Europe leads North America in smart beta adoption, says Russell survey
Global adoption of smart beta strategies among the largest institutional investors is strong and growing, with Europe leading North America.
A new Russell global institutional market survey, entitled Smart Beta: A Deeper Look at Asset Owner Perceptions, confirms that asset owners in North America and Europe are actively using smart beta indices in strategic and tactical ways to pursue a wide range of investment outcomes.
Survey findings show that Europe is leading North America in smart beta adoption, with 40 per cent of European respondents reporting smart beta allocations, compared to 24 per cent in North America.
However, use of smart beta indices and smart beta index-based investment strategies among European investors is broad-based. In Europe, only 15 per cent of asset owners do not expect to evaluate smart beta in the next 18 months, compared to 34 per cent in North America. Furthermore, of the asset owners managing more than USD10 billion – 35 per cent of survey participants – smart beta indices are being sought primarily for risk reduction and return enhancement more than basic cost savings.
Conducted in the first quarter by Russell’s index business, the survey focuses exclusively on institutional asset owners in North America and Europe.
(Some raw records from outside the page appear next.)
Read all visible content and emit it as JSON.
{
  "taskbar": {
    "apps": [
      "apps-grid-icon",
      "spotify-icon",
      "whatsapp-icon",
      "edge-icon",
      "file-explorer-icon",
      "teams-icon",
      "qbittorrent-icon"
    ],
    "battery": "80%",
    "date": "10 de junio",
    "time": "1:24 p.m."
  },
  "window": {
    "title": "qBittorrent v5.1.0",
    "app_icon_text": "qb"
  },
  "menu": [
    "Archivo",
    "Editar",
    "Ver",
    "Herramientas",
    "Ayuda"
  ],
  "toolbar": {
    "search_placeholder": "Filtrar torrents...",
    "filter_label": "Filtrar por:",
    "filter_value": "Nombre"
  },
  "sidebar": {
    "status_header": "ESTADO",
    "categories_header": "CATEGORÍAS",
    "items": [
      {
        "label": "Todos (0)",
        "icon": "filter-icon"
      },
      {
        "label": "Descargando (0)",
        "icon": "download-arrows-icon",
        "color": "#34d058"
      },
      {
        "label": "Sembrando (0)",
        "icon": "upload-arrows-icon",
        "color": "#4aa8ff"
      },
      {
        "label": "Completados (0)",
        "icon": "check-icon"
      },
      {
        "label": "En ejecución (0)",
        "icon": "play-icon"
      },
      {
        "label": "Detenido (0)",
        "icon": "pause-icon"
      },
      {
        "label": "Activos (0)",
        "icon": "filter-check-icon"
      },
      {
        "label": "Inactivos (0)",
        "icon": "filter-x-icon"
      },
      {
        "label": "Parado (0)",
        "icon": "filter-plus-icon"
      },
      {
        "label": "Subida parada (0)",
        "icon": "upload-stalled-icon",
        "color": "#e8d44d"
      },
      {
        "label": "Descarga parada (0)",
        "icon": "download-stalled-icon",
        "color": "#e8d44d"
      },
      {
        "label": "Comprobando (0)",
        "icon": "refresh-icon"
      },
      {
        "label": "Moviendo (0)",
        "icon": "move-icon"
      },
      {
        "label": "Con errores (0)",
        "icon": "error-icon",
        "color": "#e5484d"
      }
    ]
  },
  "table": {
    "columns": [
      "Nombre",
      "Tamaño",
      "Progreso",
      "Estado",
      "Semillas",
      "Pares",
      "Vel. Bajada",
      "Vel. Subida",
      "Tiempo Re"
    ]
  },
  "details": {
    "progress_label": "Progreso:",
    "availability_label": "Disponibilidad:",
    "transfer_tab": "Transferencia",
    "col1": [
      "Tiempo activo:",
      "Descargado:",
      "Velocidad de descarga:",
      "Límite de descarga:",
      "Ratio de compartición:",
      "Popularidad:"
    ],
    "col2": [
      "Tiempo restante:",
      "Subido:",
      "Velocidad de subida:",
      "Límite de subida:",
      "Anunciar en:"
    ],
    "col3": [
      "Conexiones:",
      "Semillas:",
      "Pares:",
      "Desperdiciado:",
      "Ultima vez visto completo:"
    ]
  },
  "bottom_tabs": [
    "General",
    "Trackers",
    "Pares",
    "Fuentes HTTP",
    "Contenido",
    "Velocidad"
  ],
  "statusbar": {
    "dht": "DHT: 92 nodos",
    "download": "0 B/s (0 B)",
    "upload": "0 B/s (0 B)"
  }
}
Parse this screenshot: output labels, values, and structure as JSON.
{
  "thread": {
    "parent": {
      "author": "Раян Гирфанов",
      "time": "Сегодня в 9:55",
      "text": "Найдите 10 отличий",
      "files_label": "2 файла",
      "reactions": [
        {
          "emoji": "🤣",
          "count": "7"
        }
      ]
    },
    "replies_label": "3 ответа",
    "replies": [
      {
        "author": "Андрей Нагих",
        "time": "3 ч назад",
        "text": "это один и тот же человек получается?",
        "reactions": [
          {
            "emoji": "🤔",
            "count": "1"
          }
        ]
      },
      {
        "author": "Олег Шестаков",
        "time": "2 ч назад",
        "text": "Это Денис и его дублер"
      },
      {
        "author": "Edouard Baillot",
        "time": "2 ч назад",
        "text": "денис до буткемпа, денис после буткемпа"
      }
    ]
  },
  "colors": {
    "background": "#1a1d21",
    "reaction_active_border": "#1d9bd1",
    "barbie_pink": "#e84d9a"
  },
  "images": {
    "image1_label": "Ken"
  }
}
It included input from nearly 200 equity investment decision makers.
Rolf Agather, managing director of global index research and innovation for Russell Investments, said: “Our survey confirms that smart beta indices and investment strategies are clearly gaining traction among asset owners. However, effectively integrating smart beta strategies within a broader portfolio requires that an asset owner maintain standards of assessment and ongoing review similar to those associated with any active strategy.”
Sorca Kelly-Scholte, managing director, client strategy & research for Russell Investments Europe, says: “While it may feel at times like we have been speaking with clients for years about smart beta indices, we are still very much in the early days. Although the results of our survey confirm that outcome-oriented European investors are embracing smart beta index tools, this growth means that our clients have a greater need for insight on how to determine the best smart beta implementation strategy.”
Risk reduction and return enhancement ranked at the top of the list of investment objectives that motivated respondents’ evaluation of smart beta strategies, with over 60 per cent of asset owners in North America and Europe attributing their evaluation to each of these two investment objectives. The greatest unmet need cited by all asset owners in the survey is for smart beta indices that help control factor exposures.
Cost savings, cited just 15 per cent of the time, ranked at the bottom of the list of motivating factors.
Low-volatility and fundamentally weighted index strategies dominate on asset owners’ radar, but there are large regional differences in which strategies are more popular and how they are used. For example, asset owners in the US and the UK were most interested in fundamentally weighted index strategies, while in Canada and Europe ex-UK, volatility-control indices were most popular among asset owners.
In North America, the most popular name was “alternatively weighted indices” (33 per cent of survey respondents preferred this name) while, in Europe, “smart beta” is the preferred name (35 per cent of respondents).
When segmented by size, “alternatively weighted indices” is most popular among owners of assets under USD1 billion, “smart beta” and “alternatively weighted indices” are essentially tied among owners of assets between USD1 billion and USD10 billion, and “smart beta” wins among owners of assets exceeding USD10 billion.